= Marblehead Riot of 1677 =

Due to King Philip's War, tensions were rising along the East coast, and in 1677, a riot in Marblehead, Massachusetts transpired. After Native American troops devised a plan to intercept and capture fishing boats from the English, citizens of Massachusetts decided that it was time to fight back. This led to several English fishermen capturing two natives and bringing them to a port in Marblehead. The natives were then violently beaten to death by a group of angry women.

== Background ==

=== King Philip's War and Impact on Community ===
In 1677, Marblehead, Massachusetts was full of tension much like many of the east coast colonies at the time. These tensions stemmed from King Philip's War which took place from 1675 to 1678. This war involved guerilla warfare in which it is reported that nearly every citizen of Marblehead, Massachusetts had lost a family member or friend. In addition to losing friends and family members, Marblehead was hit hard economically due to an interference in trade and rising taxes to fund the war. Scholars have stated that King Philip's War "amounted to twenty-one pounds per household, a sum more than the annual salary of the deputy governor of Connecticut at the time."

In addition to English communities being highly impacted, Native communities were also greatly affected by this war. Men, women, and children that resided in Native communities were "killed, carried to captivity, or died of starvation and exposure as a result of raids and attacks." Although many of the Natives did not actively participate in this war, just like the English women, they lost many friends and family members and their community quickly fell towards devastation.

=== King Philip's War and Impact on Women ===
During these challenging times, gender roles began to shift rapidly and women were greatly affected. As the war went on, women were not necessarily involved in physical combat; however, many became "widows and refugees who scrambled to find ways to survive." Because of this shift, women were no longer sitting by passively awaiting for their husbands to protect them. Instead, "disregarding the commands of authorities, these women directed their hostility against those they viewed to be to blame for their suffering." Many citizens, specifically women, were becoming anxious due to the war, and they felt a need to protect their family. King Philip's War, among other smaller wars, pushed English women to "disobey the law and defy deeply rooted cultural conventions concerning respect for authority." Therefore, colonial women during this time period began to attack those involved in governmental processes like tax collectors and constables. The Marblehead women began to take initiative in performing attacks and uprisings because it was their job to control the household and protect their families.

== The Uprising ==
The origin of the riot occurring in Marblehead, Massachusetts during 1677 can be traced back to December 1676 where Mugg Heigon, a member of the Sokokis tribe, proposed a way to destroy Boston by interfering with fishing boats and taking resources from the English. This kind of guerilla style warfare was not uncommon due to the rising tensions of King Philip's War. Therefore, the Natives intercepted and captured many fishing boats which were run primarily by citizens of Marblehead. Massachusetts reacted to these attacks by sending out 40-50 men in order to protect the ships that were going out.

In 1677, residents of Marblehead were notified that a ship was taken, and they assumed that everyone on the ship was killed; however, when the ship later returned safely, Marblehead citizens discovered that the fishermen had taken two Natives as captives. After arriving in Marblehead, the fishermen were surrounded with concerned citizens but also a group of women who proceeded to "stone and club" the Natives to death. Romeo states that the women "grabbed the Indian men by the hair" and beat them until their heads and flesh were gone. Even after the Natives had died, the women continued to attack and mutilate their lifeless bodies.

== Commentary involving the riot ==
Scholars have argued that this act of violence is solely due to the increasing tensions and guerilla style warfare that occurred during King Philip's War. However, there are many theories about why the women may have attacked the Natives so violently. Some of these include the idea that the women believed that if the prisoners were taken to Boston, they "would have been set at liberty." This argument seems almost sympathetic to the women due to the fact that they were only attempting to protect their families.
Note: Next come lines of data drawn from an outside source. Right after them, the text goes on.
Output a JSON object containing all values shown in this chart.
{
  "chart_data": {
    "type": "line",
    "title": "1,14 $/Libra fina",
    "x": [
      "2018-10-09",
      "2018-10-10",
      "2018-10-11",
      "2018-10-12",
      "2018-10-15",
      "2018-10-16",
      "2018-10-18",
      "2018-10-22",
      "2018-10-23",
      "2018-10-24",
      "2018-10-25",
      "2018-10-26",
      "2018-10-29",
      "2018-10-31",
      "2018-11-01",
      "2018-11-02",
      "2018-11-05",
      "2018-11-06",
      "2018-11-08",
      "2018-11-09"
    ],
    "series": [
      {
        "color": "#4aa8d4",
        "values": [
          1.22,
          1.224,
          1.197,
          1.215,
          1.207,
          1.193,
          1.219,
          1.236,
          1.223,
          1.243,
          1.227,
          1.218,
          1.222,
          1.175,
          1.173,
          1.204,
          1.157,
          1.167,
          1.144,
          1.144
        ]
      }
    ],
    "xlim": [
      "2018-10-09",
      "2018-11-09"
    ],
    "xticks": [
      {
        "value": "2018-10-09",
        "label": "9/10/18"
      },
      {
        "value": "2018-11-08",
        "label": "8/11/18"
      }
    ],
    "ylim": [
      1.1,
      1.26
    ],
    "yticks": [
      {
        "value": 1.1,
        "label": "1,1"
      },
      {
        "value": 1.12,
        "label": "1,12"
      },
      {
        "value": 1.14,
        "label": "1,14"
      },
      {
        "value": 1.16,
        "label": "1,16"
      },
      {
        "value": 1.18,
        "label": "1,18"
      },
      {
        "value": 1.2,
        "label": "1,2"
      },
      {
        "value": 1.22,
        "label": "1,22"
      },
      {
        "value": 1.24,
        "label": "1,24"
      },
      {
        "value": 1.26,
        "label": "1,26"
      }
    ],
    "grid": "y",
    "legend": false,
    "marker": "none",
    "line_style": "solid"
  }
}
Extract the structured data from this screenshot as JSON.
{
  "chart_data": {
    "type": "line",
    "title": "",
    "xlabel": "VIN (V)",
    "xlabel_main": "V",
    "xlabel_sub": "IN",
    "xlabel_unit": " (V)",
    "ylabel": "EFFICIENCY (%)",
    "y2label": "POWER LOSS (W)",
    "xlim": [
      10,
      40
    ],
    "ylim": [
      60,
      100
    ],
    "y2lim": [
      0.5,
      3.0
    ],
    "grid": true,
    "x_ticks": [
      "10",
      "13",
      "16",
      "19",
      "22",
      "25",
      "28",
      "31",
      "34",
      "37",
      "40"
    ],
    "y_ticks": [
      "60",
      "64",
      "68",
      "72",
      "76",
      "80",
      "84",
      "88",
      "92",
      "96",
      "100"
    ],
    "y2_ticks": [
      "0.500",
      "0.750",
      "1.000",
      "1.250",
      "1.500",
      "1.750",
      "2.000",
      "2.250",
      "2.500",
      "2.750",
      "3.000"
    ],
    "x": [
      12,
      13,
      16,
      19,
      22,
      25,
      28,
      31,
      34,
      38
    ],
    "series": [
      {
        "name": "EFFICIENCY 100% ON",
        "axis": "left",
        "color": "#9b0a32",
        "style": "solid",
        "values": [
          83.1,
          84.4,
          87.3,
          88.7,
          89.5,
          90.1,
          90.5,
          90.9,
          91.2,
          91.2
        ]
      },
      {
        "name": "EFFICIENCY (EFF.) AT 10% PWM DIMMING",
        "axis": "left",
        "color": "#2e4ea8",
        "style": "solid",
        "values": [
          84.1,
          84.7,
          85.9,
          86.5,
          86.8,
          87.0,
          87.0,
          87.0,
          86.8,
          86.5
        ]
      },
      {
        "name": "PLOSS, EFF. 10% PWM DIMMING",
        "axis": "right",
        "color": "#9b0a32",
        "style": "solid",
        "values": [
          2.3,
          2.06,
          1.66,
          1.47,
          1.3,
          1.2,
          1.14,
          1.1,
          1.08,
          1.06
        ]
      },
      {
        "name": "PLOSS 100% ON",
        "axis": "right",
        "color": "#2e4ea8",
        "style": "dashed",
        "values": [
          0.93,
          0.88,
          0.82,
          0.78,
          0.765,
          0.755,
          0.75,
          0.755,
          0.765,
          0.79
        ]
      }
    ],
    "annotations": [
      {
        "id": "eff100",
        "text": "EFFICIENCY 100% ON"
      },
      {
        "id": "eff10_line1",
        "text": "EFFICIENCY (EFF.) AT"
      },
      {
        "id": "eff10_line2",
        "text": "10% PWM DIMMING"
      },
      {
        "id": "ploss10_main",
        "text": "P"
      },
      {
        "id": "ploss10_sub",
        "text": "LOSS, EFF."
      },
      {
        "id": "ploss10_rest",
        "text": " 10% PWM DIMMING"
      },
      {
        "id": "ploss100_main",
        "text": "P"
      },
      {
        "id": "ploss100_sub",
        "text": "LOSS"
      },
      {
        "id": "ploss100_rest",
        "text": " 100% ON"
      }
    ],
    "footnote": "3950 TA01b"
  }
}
However, another argument is the idea that this riot should be documented as the "nastiest riot in seventeenth-century colonial America." This explanation differs from the previous as it does not show any sympathy for the women who attacked the Natives and argues against any excuses for the torture that these Natives experienced. By stating that this riot is nasty, it sets an overall negative connotation for the event and shows a sense of condemnation for the perpetrators.